We live in a new day in our culture. Our government has made sweeping changes to the fabric of our nation. A lot has changed.
Our culture is obsessed with radical change all in the name of love, sex and marriage. From movies, romance novels, songs, poems, we have this fairy tale fantasy of “...and they lived happily ever after.” As if to say, when you find the right person, there are no issues! It’s happily ever after!
I love happily ever after movies. They make you feel good and yet they are so unrealistic. Happily ever after ignores the aging process, debt, doctor’s reports, unexpected tragedies, pain, deception, betrayal and the things that happen in real life.
Our cultural is looking for love but coming up empty, confused and numb. LOVE - the word has lost its meaning. It’s overused... misused... misunderstood. I’ll say, “I love my wife and kids. I love God. I love my country. I love that truck. I love Blue Bell Ice Cream.” I love a whole lot of different things in varying degrees of value.
Your view of love, sex and marriage have been formed through what you experienced and observed in your family of origin, the culture you grew up in and the view of how the world functions –all part of your worldview. If you are a follower of Jesus, there will be a lens that overlays all the others – God’s Revelation of Himself through His Word.
There are currently 7 billion people on earth. As a result, about how many opinions do you think there are on love, sex and marriage? Many times, we allow others to do the sifting and sorting for us, handing us our “opinions” in sound bites and slogans that can sound so right. But are they really? Some say: “That may be true for your but it’s not for me” ... “No one has the right to impose their morality on you.” Or most recently, “Love is love”. Those might make great sound bites but what do they mean?
If truth is defined by each of us then why should we believe that anything is true other than what we believe? Unless, there is an external standard to which we can measure our ideas and conclusions.
To resist these new definitions based on cultural standards is to be countercultural and perhaps to even be labeled as “being on the wrong side of history.” As followers of Jesus Christ we are held to a different standard all together. Because if God’s Word is a true and reliable revelation of Himself to man, then it will be True for all time, across all cultures and all political structures, regardless of differing opinions.
Our objective in this series is to look at love, sex and marriage within the objective context of Scripture. That will be our starting and ending point. We will use it as our plumb line.

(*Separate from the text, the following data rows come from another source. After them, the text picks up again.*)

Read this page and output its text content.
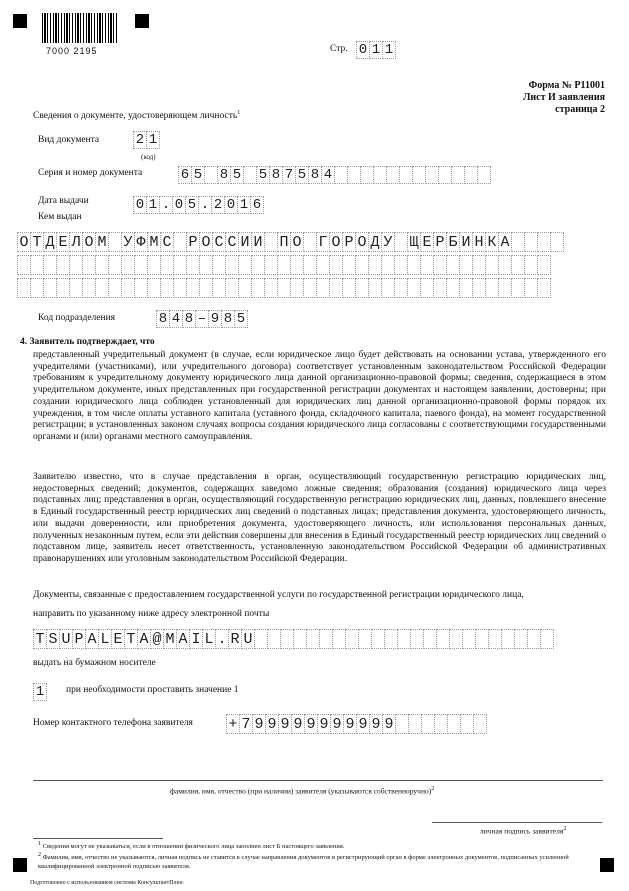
7000 2195	Стр. 0 1 1
Форма № Р11001
Лист И заявления
страница 2
Сведения о документе, удостоверяющем личность$^1$
Вид документа	2 1
(код)
Серия и номер документа	6 5 8 5 5 8 7 5 8 4
Дата выдачи	0 1 . 0 5 . 2 0 1 6
Кем выдан
О Т Д Е Л О М У Ф М С Р О С С И И П О Г О Р О Д У Щ Е Р Б И Н К А
Код подразделения	8 4 8 – 9 8 5
4. Заявитель подтверждает, что
представленный учредительный документ (в случае, если юридическое лицо будет действовать на основании устава, утвержденного его учредителями (участниками), или учредительного договора) соответствует установленным законодательством Российской Федерации требованиям к учредительному документу юридического лица данной организационно-правовой формы; сведения, содержащиеся в этом учредительном документе, иных представленных при государственной регистрации документах и настоящем заявлении, достоверны; при создании юридического лица соблюден установленный для юридических лиц данной организационно-правовой формы порядок их учреждения, в том числе оплаты уставного капитала (уставного фонда, складочного капитала, паевого фонда), на момент государственной регистрации; в установленных законом случаях вопросы создания юридического лица согласованы с соответствующими государственными органами и (или) органами местного самоуправления.
Заявителю известно, что в случае представления в орган, осуществляющий государственную регистрацию юридических лиц, недостоверных сведений; документов, содержащих заведомо ложные сведения; образования (создания) юридического лица через подставных лиц; представления в орган, осуществляющий государственную регистрацию юридических лиц, данных, повлекшего внесение в Единый государственный реестр юридических лиц сведений о подставных лицах; представления документа, удостоверяющего личность, или выдачи доверенности, или приобретения документа, удостоверяющего личность, или использования персональных данных, полученных незаконным путем, если эти действия совершены для внесения в Единый государственный реестр юридических лиц сведений о подставном лице, заявитель несет ответственность, установленную законодательством Российской Федерации об административных правонарушениях или уголовным законодательством Российской Федерации.
Документы, связанные с предоставлением государственной услуги по государственной регистрации юридического лица,
направить по указанному ниже адресу электронной почты
T S U P A L E T A @ M A I L . R U
выдать на бумажном носителе
1 при необходимости проставить значение 1
Номер контактного телефона заявителя + 7 9 9 9 9 9 9 9 9 9 9 9
фамилия, имя, отчество (при наличии) заявителя (указываются собственноручно)$^2$
личная подпись заявителя$^2$
$^1$ Сведения могут не указываться, если в отношении физического лица заполнен лист Б настоящего заявления.
$^2$ Фамилия, имя, отчество не указываются, личная подпись не ставится в случае направления документов в регистрирующий орган в форме электронных документов, подписанных усиленной квалифицированной электронной подписью заявителя.
Подготовлено с использованием системы КонсультантПлюс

This series is not intended to be a part of a cultural war to attempt to resurrect a Christian culture that is no longer in our land. It is a discipleship conversation about how to live in a world obsessed with love, sex, and marriage. What does that mean for followers of Jesus? How do we teach and train our children? How do we live our faith in this context and arena of life?
Let’s look at the word “love” as described in scripture. There are four major words for used for love in the original language of the Bible:
- Agape (self-sacrificial love such as a parent’s love for a child). Agape is the most common word for love in the New Testament, It occurs 259 times as a verb or noun. It’s the love that God demonstrated in sending Jesus to die for us.
- Phileo conveys the idea of emotional love. While Agape signifies the complete giving of love to another in self-sacrifice, Phileo emphasizes the affection, emotion and fondness one has for another. This word occurs 54 times in the New Testament.
- Stergo refers to the love of family. Stergo occurs once in the New Testament in Romans 12:10 directing for us to love and treasure each other as family.
- Eros is physical, sexual expression does not appear as a word in the Bible although the erotic love that it refers to is certainly present specifically in Song of Solomon between the lover and the beloved.
As followers of Jesus, we are to exercise all three kinds of love: agape, phileo and stergo. The fourth kind of love, eros is to be reserved as an expression of oneness and intimacy between a man and his wife.
We need agape love because some of the things that God requires of us are not fun or easy, but need to be done out of a sense of self-sacrificial love. We need to have phileo love because we need true friends to stand with us, people with whom we are emotionally connected (accountability). And we need to have stergo love between us, a deep family affection that comforts and helps us in connection with our spiritual family.
Is it more important to fall in love or to be loving? I heard a speaker say, “falling in love is easy, it requires a pulse. Staying in love requires more.” Love is more than an emotion, more than a feeling or an attraction. Love is a commitment. More pointedly – Love is a verb. It is more something you do as opposed to something you feel.
Love is a decision to do something in spite of how we feel. Our culture says, we fall in love. The Bible says we are to behave in love. In essence to make love a verb!